Fact sheets

Ozone depletion is most severe over the South Pole, where a large "hole" opens every year during the Antarctic spring. The ozone hole was discovered by British scientists in 1985. By studying records from earlier years, scientists determined that the hole had begun to form in the mid-1970s. Since then, it has continued to grow, both in size and duration. In 1998, it covered nearly 26 million square kilometers, and lasted for about three months, with depletions of up to 70%. Its edges now reach beyond Antarctica to the tip of South America.

In 1987, following the discovery of the ozone hole over the South Pole, Canada became the first country to focus on the Arctic ozone layer. Serious ozone thinning in the Arctic began in the early 1990s, with the most significant depletions occurring later in the decade. In March 1996, ozone losses of 30 percent were recorded. To date, the most severe Arctic ozone thinning occurred in 1997, when depletions of up to 45 percent were recorded through March and into the middle of April.

The severe ozone losses in the polar regions are a result of the unusual weather conditions that develop there in the winter and early spring. With the arrival of winter, a large swirling vortex of winds forms around the polar region and isolates the air inside. During the 24-hour winter darkness this air becomes very cold, particularly in the upper atmosphere. If temperatures drop below -80°C, an unusual type of frozen cloud forms, known as a "polar stratospheric cloud".

These clouds increase ozone loss, by speeding up the effect of the industrial chemicals.

Scientists are concerned that global climate change may be affecting temperatures in the upper atmosphere. In the lower atmosphere, climate change is expected to cause temperatures to rise. However in the upper atmosphere, during the long winter darkness, climate change may cause temperatures to fall. Such a cooling could increase the formation of polar stratospheric clouds, causing Arctic ozone depletion to become even more severe.

Arctic ozone thinning is expected to continue over the next 10 to 20 years. However, a large stable "hole" will likely not develop over the North Pole, since weather conditions there are more variable than those over the Antarctic. This means the Arctic ozone layer will likely continue to show a variable pattern of thinning.
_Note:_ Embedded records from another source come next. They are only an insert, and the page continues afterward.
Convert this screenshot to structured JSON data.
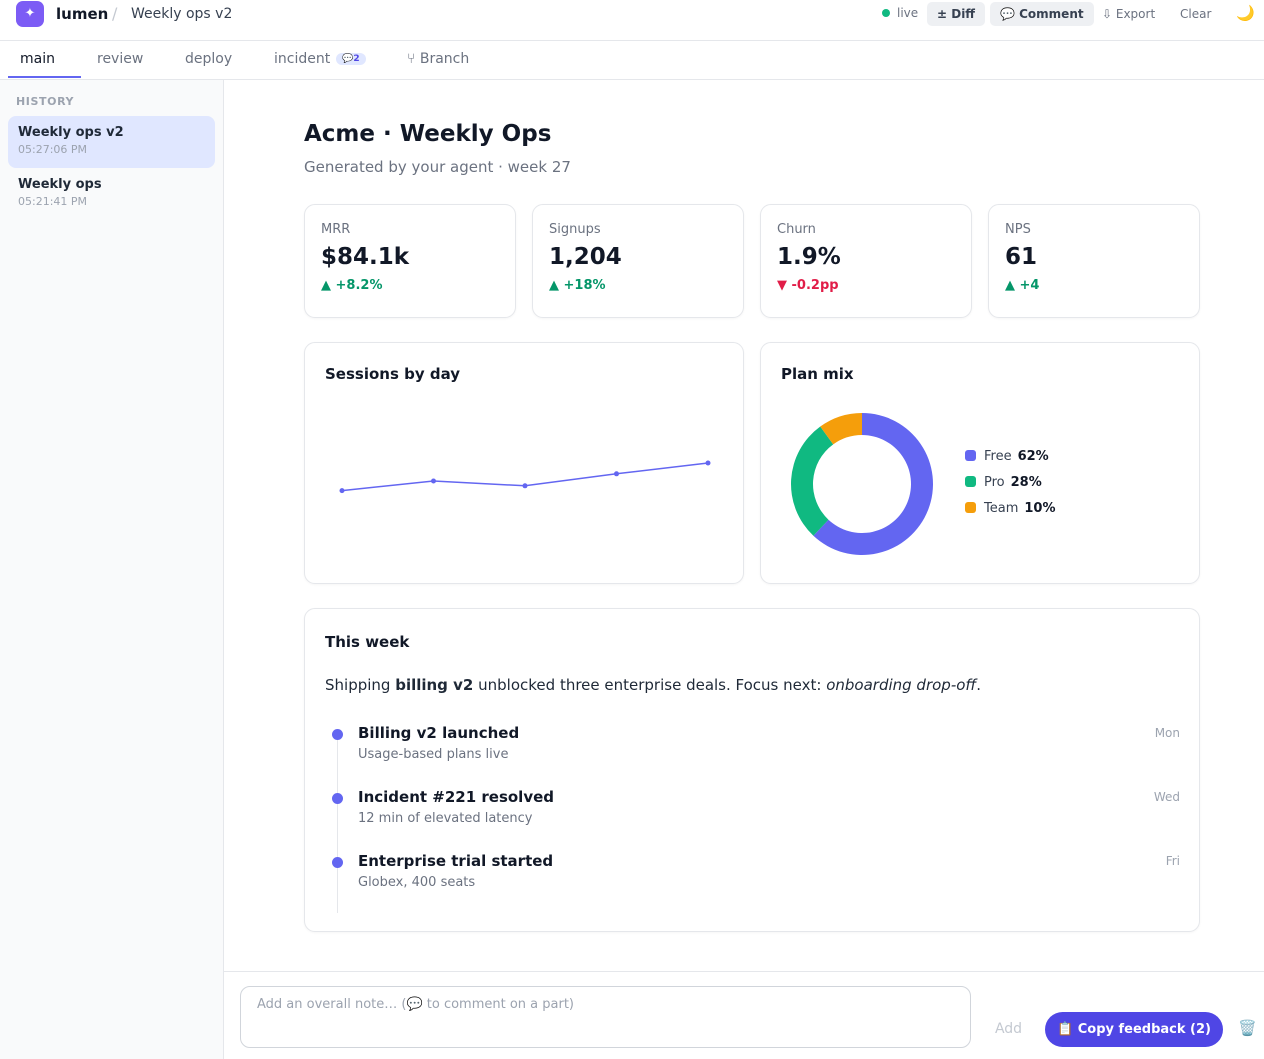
{
  "app": {
    "logo_glyph": "✦",
    "name": "lumen",
    "separator": "/",
    "doc_title": "Weekly ops v2"
  },
  "toolbar": {
    "live_label": "live",
    "diff_label": "± Diff",
    "comment_label": "💬 Comment",
    "export_label": "⇩ Export",
    "clear_label": "Clear",
    "theme_icon": "🌙"
  },
  "tabs": [
    {
      "label": "main",
      "active": true
    },
    {
      "label": "review"
    },
    {
      "label": "deploy"
    },
    {
      "label": "incident",
      "badge": "💬2"
    },
    {
      "label": "⑂ Branch"
    }
  ],
  "sidebar": {
    "heading": "HISTORY",
    "items": [
      {
        "title": "Weekly ops v2",
        "time": "05:27:06 PM",
        "active": true
      },
      {
        "title": "Weekly ops",
        "time": "05:21:41 PM"
      }
    ]
  },
  "report": {
    "title": "Acme · Weekly Ops",
    "subtitle": "Generated by your agent · week 27"
  },
  "kpis": [
    {
      "label": "MRR",
      "value": "$84.1k",
      "delta": "▲ +8.2%",
      "trend": "up"
    },
    {
      "label": "Signups",
      "value": "1,204",
      "delta": "▲ +18%",
      "trend": "up"
    },
    {
      "label": "Churn",
      "value": "1.9%",
      "delta": "▼ -0.2pp",
      "trend": "down"
    },
    {
      "label": "NPS",
      "value": "61",
      "delta": "▲ +4",
      "trend": "up"
    }
  ],
  "chart_data": [
    {
      "type": "line",
      "title": "Sessions by day",
      "x": [
        1,
        2,
        3,
        4,
        5
      ],
      "values": [
        32,
        40,
        36,
        46,
        55
      ],
      "ylim": [
        0,
        100
      ],
      "color": "#6366f1",
      "grid": false,
      "xlabel": "",
      "ylabel": ""
    },
    {
      "type": "pie",
      "donut": true,
      "title": "Plan mix",
      "legend_position": "right",
      "labels": [
        "Free",
        "Pro",
        "Team"
      ],
      "value_labels": [
        "62%",
        "28%",
        "10%"
      ],
      "values": [
        62,
        28,
        10
      ],
      "colors": [
        "#6366f1",
        "#10b981",
        "#f59e0b"
      ]
    }
  ],
  "this_week": {
    "title": "This week",
    "summary_before": "Shipping ",
    "summary_bold": "billing v2",
    "summary_middle": " unblocked three enterprise deals. Focus next: ",
    "summary_italic": "onboarding drop-off",
    "summary_after": ".",
    "events": [
      {
        "title": "Billing v2 launched",
        "desc": "Usage-based plans live",
        "day": "Mon"
      },
      {
        "title": "Incident #221 resolved",
        "desc": "12 min of elevated latency",
        "day": "Wed"
      },
      {
        "title": "Enterprise trial started",
        "desc": "Globex, 400 seats",
        "day": "Fri"
      }
    ]
  },
  "footer": {
    "note_placeholder": "Add an overall note… (💬 to comment on a part)",
    "add_label": "Add",
    "copy_label": "📋 Copy feedback (2)",
    "trash_icon": "🗑️"
  },
  "colors": {
    "accent": "#6366f1",
    "primary_button": "#4f46e5",
    "positive": "#059669",
    "negative": "#e11d48"
  }
}
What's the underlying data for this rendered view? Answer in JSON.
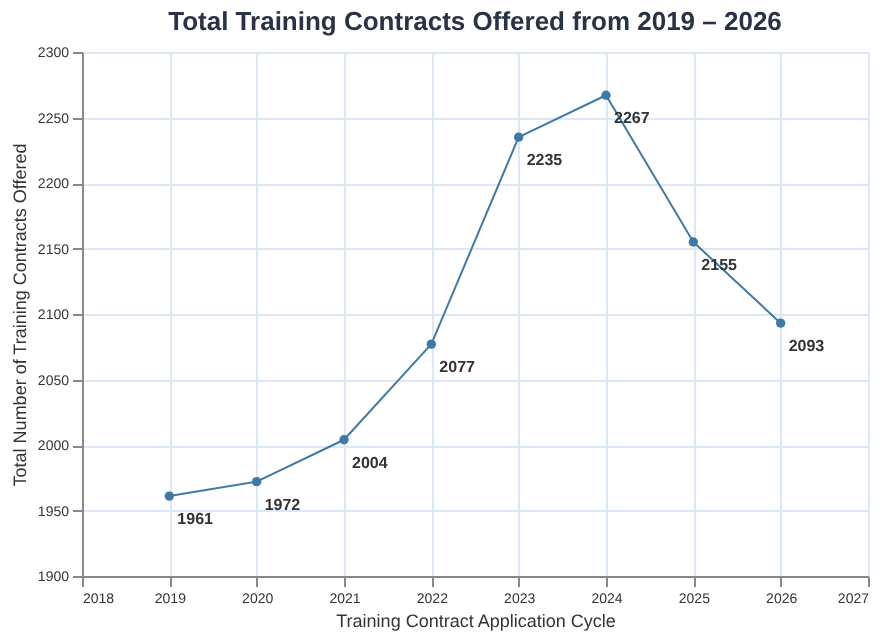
{
  "chart_data": {
    "type": "line",
    "title": "Total Training Contracts Offered from 2019 – 2026",
    "xlabel": "Training Contract Application Cycle",
    "ylabel": "Total Number of Training Contracts Offered",
    "x": [
      2019,
      2020,
      2021,
      2022,
      2023,
      2024,
      2025,
      2026
    ],
    "series": [
      {
        "color": "#3f7aa6",
        "values": [
          1961,
          1972,
          2004,
          2077,
          2235,
          2267,
          2155,
          2093
        ]
      }
    ],
    "xlim": [
      2018,
      2027
    ],
    "xticks": [
      2018,
      2019,
      2020,
      2021,
      2022,
      2023,
      2024,
      2025,
      2026,
      2027
    ],
    "ylim": [
      1900,
      2300
    ],
    "yticks": [
      1900,
      1950,
      2000,
      2050,
      2100,
      2150,
      2200,
      2250,
      2300
    ],
    "grid": true,
    "marker": "circle",
    "line_style": "solid",
    "data_labels": true
  }
}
In the Arctic, the sun never rises very high above the horizon, and much of its rays are absorbed by the atmosphere, meaning levels of UV are normally very low. If considerable ozone loss occurs in the far north, UV could rise to levels as high as those encountered in southern Canada, and Arctic residents would have to take extra steps to protect themselves. UV reflecting off snow and ice could become a particular concern. Vegetation and wildlife in the Arctic have evolved under very low levels of UV, and may have only limited natural protection against over exposure. Some species may prove to be extremely sensitive to higher UV levels.

Scientists are also concerned that ozone thinning over the Arctic is affecting ozone levels further south. Ozone loss over southern Canada is greatest in the springtime, and scientists feel this may be caused by ozone being redistributed in the upper atmosphere to compensate for losses in the far north. Indeed, the polar regions, with their unique atmospheric processes, may hold the key to how much ozone depletion will eventually occur over mid-latitude areas.